As I have mentioned in a previous post, if there is some event to celebrate or if I desire to personalize a purse for a friend or loved one, I always shop my sources to see if there are any cigar, tobacciana, or other ephemera that fits and I am often rewarded with a match. My step mother’s name is Julia and there was a label bearing the name with a sweet scene of two love-birds smooching. It was perfect.
These are also some of my favorite papers and colors, particularly the yellow. I am so happy with how this one turned out. Lots of fleurs, roses, rhinestones, vintage scraps, vintage handle and an upholstery tassel. Happy Birthday, Julia.
Another hinged-flap purse. This purse’s paper from World Market is a clue to why I call it Pucci-esque. It’s mod, bright, colorful and has an Italian flair to it. The gold paper tape trim is vintage French wallpaper stripping. Now, I confess, I don’t really know what that is. Perhaps it was a tape strip that is applied over the seams where two sheets of wallpaper meet on the wall. I am just not sure. I acquired this style plus two other different styles from an Etsy seller in France. And if I recall correctly, the seller’s name was Sonya too. Just a neat coincidence.
Those are small gold coins glued at intervals over the tape and a vintage handle. I just love the Spring colors.
Here are the group of three “mod” purses in a group shot. Bloomberg on the left, Pucci-esque in the back, right, and Marlo in front.
When your friends get two new adorable Brittany Spaniel puppy brothers, named Pancho and Dash, it is normal for my mind to search for a way of commemorating the event with a cigar box purse. (Heh. Okay, I guess that’s just me.) But, oh my gosh, how lucky was this cigar label find? Two puppy brothers, one darker with a blaze on the snout. I swear, it was a random find. I did not draw this thing. I couldn’t, even if I tried!

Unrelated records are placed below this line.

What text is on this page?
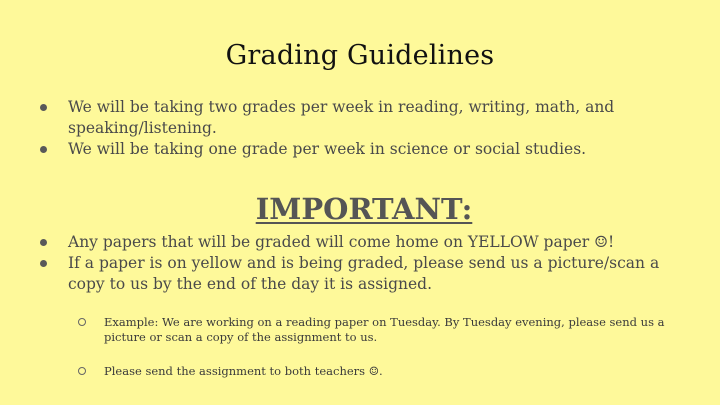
Grading Guidelines
We will be taking two grades per week in reading, writing, math, and speaking/listening.
We will be taking one grade per week in science or social studies.
IMPORTANT:
Any papers that will be graded will come home on YELLOW paper ☺!
If a paper is on yellow and is being graded, please send us a picture/scan a copy to us by the end of the day it is assigned.
Example: We are working on a reading paper on Tuesday. By Tuesday evening, please send us a picture or scan a copy of the assignment to us.
Please send the assignment to both teachers ☺.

And of course, the design of the purse had to be sporty, with houndstooth and plaid. But also feminine because these boys’ moms are about as feminine as the come. I’m sure I couldn’t even come close to making this as stylish as they truly are. But it’s okay because… PUPPIES!!!!!!!
Here we have beautiful Claire. With lots of trim, coins, fleurs, pearls, and a whimsical bird bath scene on the interior surface. It is a smaller purse and the bird bath inside was so lovely and large, thus this would be one of the few purses I made without a mirror inside. It just didn’t fit.
You might remember my other purses of this type. I call them The Battery Purses. That’s how the cigars that came in them were branded and the shape is evocative of a battery. I can tell you now, these boxes are as scarce as hen’s teeth. I feel lucky that I managed to get my hands on three. This is the last empty one. (On the planet! I’m convinced!)
I imagine this being used as a pretty awesome wedding purse. Forget getting a cell phone to fit in it. This is also the first purse I have ever made with silver hardware. Because my original inspiration to start making purses was mainly artistic interpretations of traditional-looking cigar boxes, and cigar box labels are mainly gilt in gold coins and other bijou and rarely, if ever, in silver I didn’t have any supplies on hand. Since I have taken more evolutionary steps towards more fashionably modern purses, I believe you will be seeing more of my bags with silver hardware.
This again is that same reptile embossed paper that I have used on several purses now. I love the stuff. It comes in a beautiful, almost iridescent cream color but can be colored. It’s a staple in my craft studio.
So here we have Obelisco. It’s a large purse. The reptile “skin” on the front and back is paper. (No animals were harmed… etc.) I am also experimenting with cork fabric. That’s the brown colored material you see on the sides.
Again, the desert dry air messed with me a bit. The box was in my closet drying out and by the time I got around to finishing it, the box no longer closed completely. My only idea was to buy supply of gold colored corded fabric piping and use a few layers of it around the edges of the box to close the gap. I decided I really liked the way it looked and I will be using it on other purses in the future. It gives it a nice finished look.
Inside, the box came with some partitions that confined the cigar product to a small area of the box. I flipped those over, decoupaged everything inside and it made some nice compartments to keep things organized. I like how it turned out.
The wee collection grows. The “Peacock Bag” is not actually an EC bag, but a collectible kit bag, inspired by EC bags back in the day. My sister had the identical purse. She did all the embellishing, following the instructions to the letter. Every time she and I got into a fight, I would slyly pick one or two of the stones off and throw them out until the purse was destroyed. I could kick myself now for it.
Anyway, about 8 years ago, I was walking around in Petaluma, California where I lived for a time, and there in an antique store was the bag you see here. In all it’s glory, with every stone intact. I bought it along with a genuine Enid Collins bag. I kept the peacock knock off and gave the EC bag to my sister, by way of an apology for being a horrible kid sister.
By the way, I composed and published this post using WordPress for the iPhone. I hope it helps me to be a better and more spontaneous blogger. We will see.